North Korea has confirmed it has successfully tested a nuclear warhead, claiming in state media that it has achieved its goal of being able to fit a miniaturised nuclear warhead on a rocket.
This latest test follows a series of ballistic missile launches that have drawn international condemnation and UN sanctions.
South Korean President Park Geun-hye confirmed the nuclear test, saying it was conducted in clear violation of UN Security Council resolutions and was a direct challenge to the international community.
The North’s fifth nuclear test proved the country’s leader Kim Jong-un’s “maniacal recklessness” in completely ignoring the world’s call to abandon his pursuit of nuclear weapons, Ms Park was quoted as saying by her office.

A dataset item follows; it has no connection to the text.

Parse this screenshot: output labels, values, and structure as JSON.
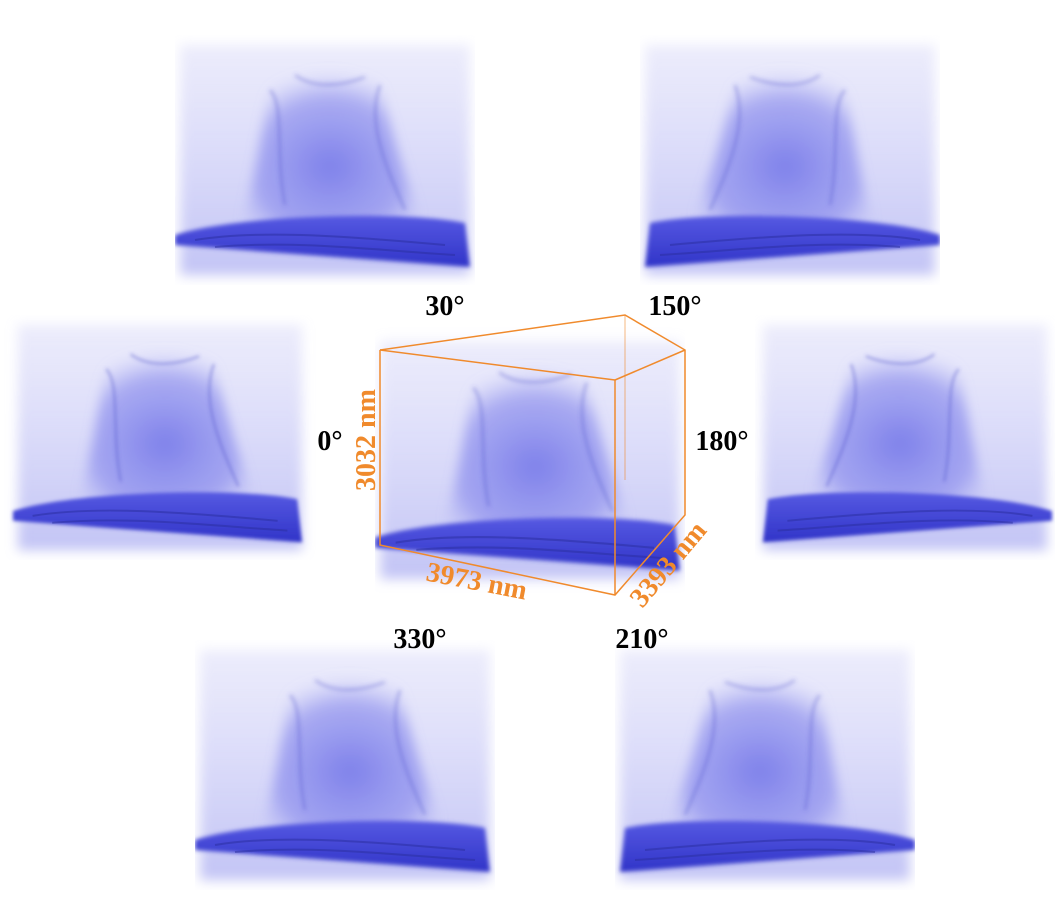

The confirmation followed reports there was a “high possibility” the North had conducted a fifth nuclear test, after a magnitude-5.3 seismic event was detected near North Korea’s Pyunggye-ri nuclear test site as the country celebrated its foundation day.

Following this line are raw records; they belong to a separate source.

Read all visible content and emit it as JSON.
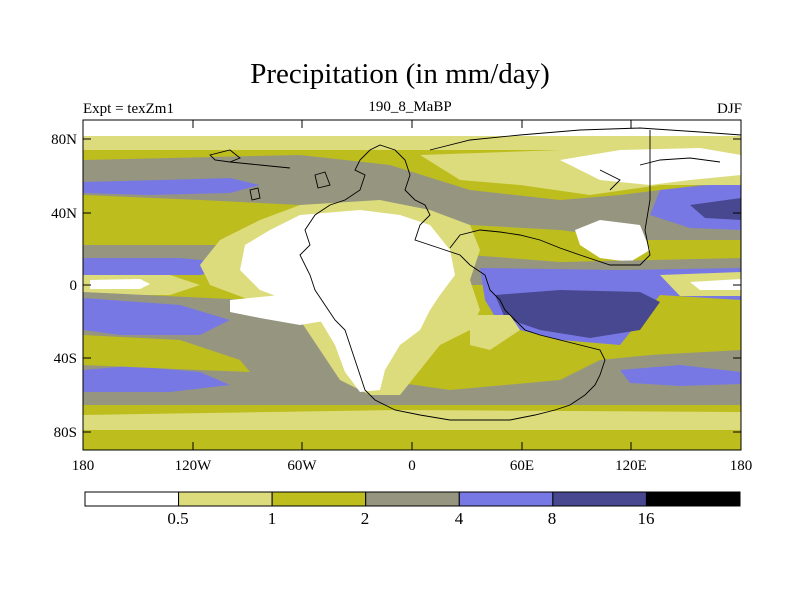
{
  "title": "Precipitation (in mm/day)",
  "left_label": "Expt = texZm1",
  "center_label": "190_8_MaBP",
  "right_label": "DJF",
  "lat_ticks": [
    "80N",
    "40N",
    "0",
    "40S",
    "80S"
  ],
  "lon_ticks": [
    "180",
    "120W",
    "60W",
    "0",
    "60E",
    "120E",
    "180"
  ],
  "colorbar": {
    "labels": [
      "0.5",
      "1",
      "2",
      "4",
      "8",
      "16"
    ],
    "colors": [
      "#ffffff",
      "#dcdc7c",
      "#bdbd1e",
      "#969680",
      "#7878e4",
      "#484890",
      "#000000"
    ]
  },
  "colors": {
    "white": "#ffffff",
    "light_yellow": "#dcdc7c",
    "olive": "#bdbd1e",
    "gray": "#969680",
    "blue": "#7878e4",
    "dark_blue": "#484890"
  }
}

Ms Park condemned the move as an act of “self-destruction” that would deepen its isolation.
The test will send tensions soaring over the North’s nuclear and ballistic missile ambitions, which have already earned international condemnation and United Nations sanctions.
Ms Park spoke out against the “manic recklessness” of the North’s young ruler Kim Jong-un, who has exulted in a series of ballistic missile launches and the last nuclear test in January.
“Kim Jong-un’s regime will only earn more sanctions and isolation … and such provocation will further accelerate its path to self-destruction,” she said, warning his obsession with creating a nuclear arsenal posed a grave challenge.
“We will step up pressure on the North by using all possible measures, including more, stronger sanctions on the North with the international community and at the UN Security Council,” she said.
Australia condemns action as ‘reckless, dangerous’
Prime Minister Malcolm Turnbull described the test as a “reckless, provocative dangerous action”.
Speaking to reporters in Micronesia, Mr Turnbull said the UN Security Council had already considered eight breaches by North Korea before Friday’s test.
“The recklessness of North Korea puts the world’s peace at risk,” he said.
“It’s persistent, it’s provocative, it’s dangerous.”
Australian Foreign Minister Julie Bishop said it was “extremely destabilising behaviour”.
Ms Bishop told reporters in London that the test was in “flagrant breach of numerous security council resolutions”.
“We condemn in the strongest possible terms this further provocative action by North Korea,” she said.
Ms Bishop said China’s response would be sought to the action, saying the country had a “special role to play, given its proximity to the North Korean regime”.
Most powerful test to date
Seismic monitors detected a magnitude-5.3 “artificial earthquake” near the North’s Punggye-ri nuclear test site, with “almost identical patterns” to previous detonations, according to South Korean experts.
“We believe that it was a nuclear test. We are trying to figure out whether it was successful. The blast measured about 10 kilotons,” a Defence Ministry spokesman in Seoul told reporters.
The North’s third nuclear test, staged in February 2013, was previously considered the most powerful to date, with a yield of six to nine kilotons.
“The 10-kiloton blast was nearly twice the fourth nuclear test and slightly less than the Hiroshima bombing, which was measured about 15 kilotons,” Kim Nam-wook, from the South’s meteorological agency, said.
Japan’s public broadcaster NHK reported the country’s defence ministry was preparing to dispatch aircraft to analyse air samples to see if any radiation could be detected.
“If North Korea conducted a nuclear test, that can never be tolerated. We must lodge a strong protest,” Japanese Prime Minister Shinzo Abe said.
The US National Security Council said it was aware of seismic activity in the region of the test site and was “monitoring and continuing to assess the situation in close coordination with our regional partners”.